Carr said Mayor de Blasio should have acted sooner rather than wait for the case to go through the courts or the federal government to act.
"I wanted the NYPD to take a stand," she said. "It was recommended for charges (against) Pantaleo since January 2015 and nothing was done. This is where my anger came in. Why are you just sitting back?" she said in her first interview on local television.
NYPD Commissioner James O'Neill, also appearing on Up Close, said he made that decision alone, calling it "one of the most difficult things" he's had to do.
He said he has not spoken to Eric Garner's mother or to PBA President Pat Lynch, who was sharply critical of Pantaleo's firing, since he announced his decision Monday.
Asked about speculation that he would soon leave his job, O'Neill responded, "I don't know why I would do that. My heart and soul is with the NYPD.... Unfortunately, many jobs run on rumors."
The full interviews can be seen on Up Close on Sunday morning at 11 a.m. on Channel 7.
Earlier, a police union criticized the disciplinary action taken against an NYPD sergeant in connection with Garner's death.
Police Commissioner James O'Neill is docking Sergeant Kizzy Adonis 20 vacation days for failing to properly supervise Officer Pantaleo during the arrest that led to Garner's death.
But the Sergeant Benevolent Association says Adonis isn't guilty of failure to supervise -- because she was not the supervising officer on the scene.
They say that another sergeant, the patrol supervisor, was never brought up on any charges at all while Adonis spent three and a half years on modified duty.
"We've always felt the decision to bring disciplinary charges against Adonis irresponsible," SBA President Ed Mullins said. "Sergeant Adonis arrived seven to 10 seconds after the alleged chokehold was concluded. She never saw the alleged chokehold and had no knowledge that it even happened until hours later when she was shown a video by the Internal Affairs Bureau."
WATCH: Sergeants' union responds to outcome of Adonis case
Instead of being subjected to a departmental trial like Pantaleo, who was terminated earlier this week, Adonis agreed to be docked 20 vacation days without admitting any guilt.
Still, Mullins called the decision to bring her up on charges at all a reckless one.
"No reason was ever given as to why it took the NYPD months to bring disciplinary charges against Sergeant Adonis," he said.
It's a question that as answered by O'Neill Thursday morning.
"Through conversations with the Department of Justice, they asked us to hold off on moving forward with our administrative trial," he said. "And in the summer of 2018, they said we could go ahead. They gave us the green light."

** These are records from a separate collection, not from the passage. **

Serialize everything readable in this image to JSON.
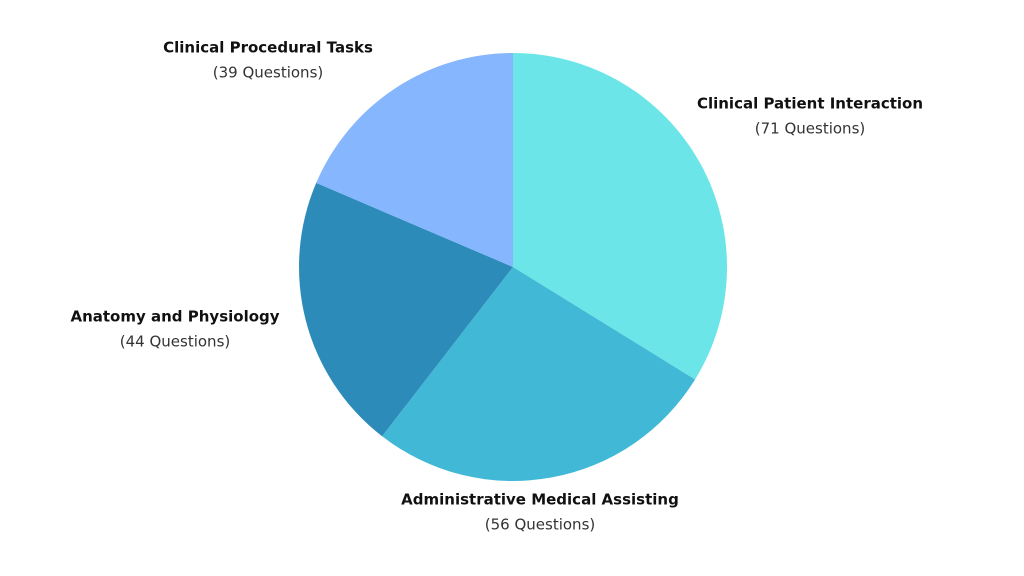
{
  "chart_data": {
    "type": "pie",
    "categories": [
      "Clinical Patient Interaction",
      "Administrative Medical Assisting",
      "Anatomy and Physiology",
      "Clinical Procedural Tasks"
    ],
    "values": [
      71,
      56,
      44,
      39
    ],
    "value_labels": [
      "(71 Questions)",
      "(56 Questions)",
      "(44 Questions)",
      "(39 Questions)"
    ],
    "colors": [
      "#6ce5e8",
      "#41b8d5",
      "#2d8bba",
      "#86b6fd"
    ]
  }
}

As for the Patrolmen's Benevolent Association call for a work slowdown and a no-confidence vote agains the mayor and police commissioner, O'Neill was cautious.
"(PBA President) Patty Lynch is doing what he thinks he should do for the membership," he said. "But he needs to be careful not to destroy their confidence."
NYPD Chief of Department Terence Monahan took it a step further, calling the PBA's recommendation to the rank and file to use "extreme caution" when making arrests "pretty bad advice" that could endanger officers' lives.
"There are a lot of ways put your anger out there, a lot of ways to vent frustration," he said. "The ways to vent frustration is not to endanger yourself, not to endanger your partner, and not to endanger the people of this city."
He did acknowledge low morale among some officers, but he blasted any directive that officers hold back in any way when making arrests.
"I know as a result of the Pantaleo decision there's a hell of a lot of anger and frustration going out throughout the entire department right now," he said. "If you hesitate, you could get yourself killed."
PBA officials have visited precincts across the city, armed with a one-page handout instructing officers to summon a patrol supervisor and other officers to "every job involving a possible arrest situation" and wait for the backup to arrive unless facing a matter of life or death.
Officers are advised to "confer with the patrol supervisor" before making any arrests, and document any and all instructions they receive in their memo books.
"Anyone who is going to hesitate when they are about to lock up a bad guy is endangering their own lives," Monahan said. "We do not give criminals the upper hand in an arrest situation."